Don't miss a moment from Paris-Roubaix and Unbound Gravel, to the Giro d’Italia, Tour de France, Vuelta a España, and everything in between when you join Outside+.
AVIGNON, France (AFP) — If Chris Froome (Sky) is fed up of having his credibility questioned again following his stunning win on Mont Ventoux, he can take some comfort from the words of his biggest rival on Monday.
Alberto Contador (Saxo-Tinkoff) saw his Tour de France chances suffer another crushing blow when he ceded 1:40 to Froome in Sunday’s 15th stage to fall 4:25 behind the British rider in the overall standings.
Froome’s stunning performances have been greeted with skepticism by some members of the public and media as memories of the Lance Armstrong scandal remain fresh in the minds of everyone.
However, Contador believes it is wrong to question the man who seems a certainty to win the 100th edition of the sport’s greatest race.
“There is no reason to doubt about Froome,” insisted the Spaniard at his rest-day press conference in Avignon in southern France.
“He is a professional rider who has been performing at a really high level all year, and I think that his results are the fruits of the work he puts in and nothing else.

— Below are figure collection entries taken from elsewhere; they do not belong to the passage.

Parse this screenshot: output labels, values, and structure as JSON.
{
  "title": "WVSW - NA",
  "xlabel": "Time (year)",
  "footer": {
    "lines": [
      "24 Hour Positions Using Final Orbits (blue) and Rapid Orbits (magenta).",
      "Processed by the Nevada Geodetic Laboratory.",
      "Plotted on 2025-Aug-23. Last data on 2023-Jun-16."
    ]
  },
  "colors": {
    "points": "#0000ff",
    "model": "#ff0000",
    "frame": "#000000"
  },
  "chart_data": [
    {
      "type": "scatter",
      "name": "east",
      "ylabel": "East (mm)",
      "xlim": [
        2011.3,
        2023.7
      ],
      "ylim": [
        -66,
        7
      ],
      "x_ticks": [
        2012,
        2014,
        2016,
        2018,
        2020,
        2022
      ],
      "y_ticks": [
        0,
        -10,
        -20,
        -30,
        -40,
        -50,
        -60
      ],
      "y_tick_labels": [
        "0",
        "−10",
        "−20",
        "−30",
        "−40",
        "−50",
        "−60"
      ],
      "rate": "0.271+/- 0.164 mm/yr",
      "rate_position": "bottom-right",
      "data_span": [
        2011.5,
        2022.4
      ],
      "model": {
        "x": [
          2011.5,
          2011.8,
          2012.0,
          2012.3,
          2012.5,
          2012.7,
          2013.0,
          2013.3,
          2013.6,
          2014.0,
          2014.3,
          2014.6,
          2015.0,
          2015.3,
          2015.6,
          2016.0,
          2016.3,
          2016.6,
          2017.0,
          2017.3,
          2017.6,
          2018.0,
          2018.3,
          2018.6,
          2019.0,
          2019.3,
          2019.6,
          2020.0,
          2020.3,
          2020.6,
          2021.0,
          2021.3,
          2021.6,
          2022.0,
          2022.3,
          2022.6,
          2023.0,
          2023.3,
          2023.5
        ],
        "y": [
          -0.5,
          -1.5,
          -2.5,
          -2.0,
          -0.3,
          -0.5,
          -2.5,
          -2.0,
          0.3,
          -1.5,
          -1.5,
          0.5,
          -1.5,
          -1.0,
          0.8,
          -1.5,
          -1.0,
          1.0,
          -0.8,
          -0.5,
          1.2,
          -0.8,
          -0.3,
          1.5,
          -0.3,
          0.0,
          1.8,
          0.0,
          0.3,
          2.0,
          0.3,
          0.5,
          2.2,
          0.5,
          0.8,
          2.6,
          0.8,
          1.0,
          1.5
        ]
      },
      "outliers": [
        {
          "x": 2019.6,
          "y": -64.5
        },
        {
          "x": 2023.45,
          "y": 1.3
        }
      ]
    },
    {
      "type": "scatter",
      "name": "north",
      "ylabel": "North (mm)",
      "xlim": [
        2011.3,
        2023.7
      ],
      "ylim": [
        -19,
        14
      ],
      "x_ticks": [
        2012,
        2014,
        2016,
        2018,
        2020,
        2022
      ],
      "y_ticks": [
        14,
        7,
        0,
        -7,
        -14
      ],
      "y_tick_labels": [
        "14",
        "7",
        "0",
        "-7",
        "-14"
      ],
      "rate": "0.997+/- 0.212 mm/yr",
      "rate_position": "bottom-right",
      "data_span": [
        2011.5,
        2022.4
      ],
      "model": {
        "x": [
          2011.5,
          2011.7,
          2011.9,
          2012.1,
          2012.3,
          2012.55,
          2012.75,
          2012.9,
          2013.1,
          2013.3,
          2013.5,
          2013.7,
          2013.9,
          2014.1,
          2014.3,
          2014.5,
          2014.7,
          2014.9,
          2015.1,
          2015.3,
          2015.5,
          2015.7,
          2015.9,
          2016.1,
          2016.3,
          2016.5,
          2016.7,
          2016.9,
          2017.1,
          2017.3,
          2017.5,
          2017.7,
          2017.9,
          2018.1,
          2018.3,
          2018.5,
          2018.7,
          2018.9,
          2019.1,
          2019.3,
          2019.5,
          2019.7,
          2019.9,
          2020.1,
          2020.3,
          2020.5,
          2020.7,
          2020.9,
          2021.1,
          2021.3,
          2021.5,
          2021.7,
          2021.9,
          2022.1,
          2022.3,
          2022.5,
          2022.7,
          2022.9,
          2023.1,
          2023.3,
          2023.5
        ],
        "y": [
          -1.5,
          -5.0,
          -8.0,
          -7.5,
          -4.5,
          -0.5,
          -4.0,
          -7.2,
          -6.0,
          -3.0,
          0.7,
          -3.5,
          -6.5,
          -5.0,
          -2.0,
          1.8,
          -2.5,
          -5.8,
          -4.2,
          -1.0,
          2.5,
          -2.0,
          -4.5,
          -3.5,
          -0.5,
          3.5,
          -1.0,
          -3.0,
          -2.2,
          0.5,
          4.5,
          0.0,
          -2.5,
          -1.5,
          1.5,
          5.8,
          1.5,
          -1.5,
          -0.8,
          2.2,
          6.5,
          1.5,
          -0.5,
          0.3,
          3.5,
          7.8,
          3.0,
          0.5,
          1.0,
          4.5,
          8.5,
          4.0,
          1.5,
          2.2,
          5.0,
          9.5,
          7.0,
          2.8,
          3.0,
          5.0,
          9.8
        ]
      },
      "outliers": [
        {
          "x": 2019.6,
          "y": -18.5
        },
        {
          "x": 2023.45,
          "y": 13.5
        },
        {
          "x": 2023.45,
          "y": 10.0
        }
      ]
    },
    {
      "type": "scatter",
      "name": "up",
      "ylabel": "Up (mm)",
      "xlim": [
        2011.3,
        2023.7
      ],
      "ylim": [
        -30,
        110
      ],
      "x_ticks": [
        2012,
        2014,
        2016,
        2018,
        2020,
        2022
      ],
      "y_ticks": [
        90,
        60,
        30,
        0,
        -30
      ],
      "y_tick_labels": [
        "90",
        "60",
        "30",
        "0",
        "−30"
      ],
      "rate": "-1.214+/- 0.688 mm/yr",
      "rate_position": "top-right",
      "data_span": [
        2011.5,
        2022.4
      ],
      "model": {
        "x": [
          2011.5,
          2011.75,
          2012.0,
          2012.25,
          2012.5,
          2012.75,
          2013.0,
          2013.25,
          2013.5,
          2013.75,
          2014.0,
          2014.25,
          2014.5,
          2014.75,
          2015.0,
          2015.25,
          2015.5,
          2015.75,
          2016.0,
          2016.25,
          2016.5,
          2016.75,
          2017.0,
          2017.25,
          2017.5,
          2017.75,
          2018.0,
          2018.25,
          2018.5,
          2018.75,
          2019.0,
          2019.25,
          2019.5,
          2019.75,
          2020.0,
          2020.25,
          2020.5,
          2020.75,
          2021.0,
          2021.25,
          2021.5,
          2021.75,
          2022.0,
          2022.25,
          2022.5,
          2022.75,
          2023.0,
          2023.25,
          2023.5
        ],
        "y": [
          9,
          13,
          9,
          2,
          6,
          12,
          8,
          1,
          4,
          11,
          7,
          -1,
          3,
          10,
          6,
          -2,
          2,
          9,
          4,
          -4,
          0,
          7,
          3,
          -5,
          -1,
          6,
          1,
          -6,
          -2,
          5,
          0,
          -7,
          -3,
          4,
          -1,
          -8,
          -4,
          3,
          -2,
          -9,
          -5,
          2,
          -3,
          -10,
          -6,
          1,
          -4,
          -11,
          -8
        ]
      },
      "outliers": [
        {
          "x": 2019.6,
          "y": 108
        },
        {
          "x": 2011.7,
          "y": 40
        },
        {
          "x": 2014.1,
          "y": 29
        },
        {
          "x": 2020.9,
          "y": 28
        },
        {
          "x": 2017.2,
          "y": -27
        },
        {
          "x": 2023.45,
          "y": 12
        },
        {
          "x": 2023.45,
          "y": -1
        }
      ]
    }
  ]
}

“I fully believe that he is clean. That is why the doping controls are there, isn’t it?”
Contador knows all too well about doping controversies, having served a two-year ban after testing positive for clenbuterol at the 2010 Tour de France.
He was also stripped of that year’s Tour title, leaving him with just two yellow jersey wins (2007 and 2009). Contador remained edgy when it came to questions on the subject on Monday, even threatening to leave the press conference.
He insists his focus is on recovering for one last assault on Froome, even if he admits that he cannot realistically compete with Froome at the moment.
“We came here to win but the leader is a level above everyone else. Face to face, at the moment he cannot be beaten,” he said.
“It is true that the last week will be very demanding and tactically there will be more opportunities open to me.”
After Tuesday’s 16th stage to Gap and Wednesday’s individual time trial, there will be three days in the high Alps, with climbs of l’Alpe d’Huez, the Col de la Madeleine, and Annecy Semnoz all on the menu.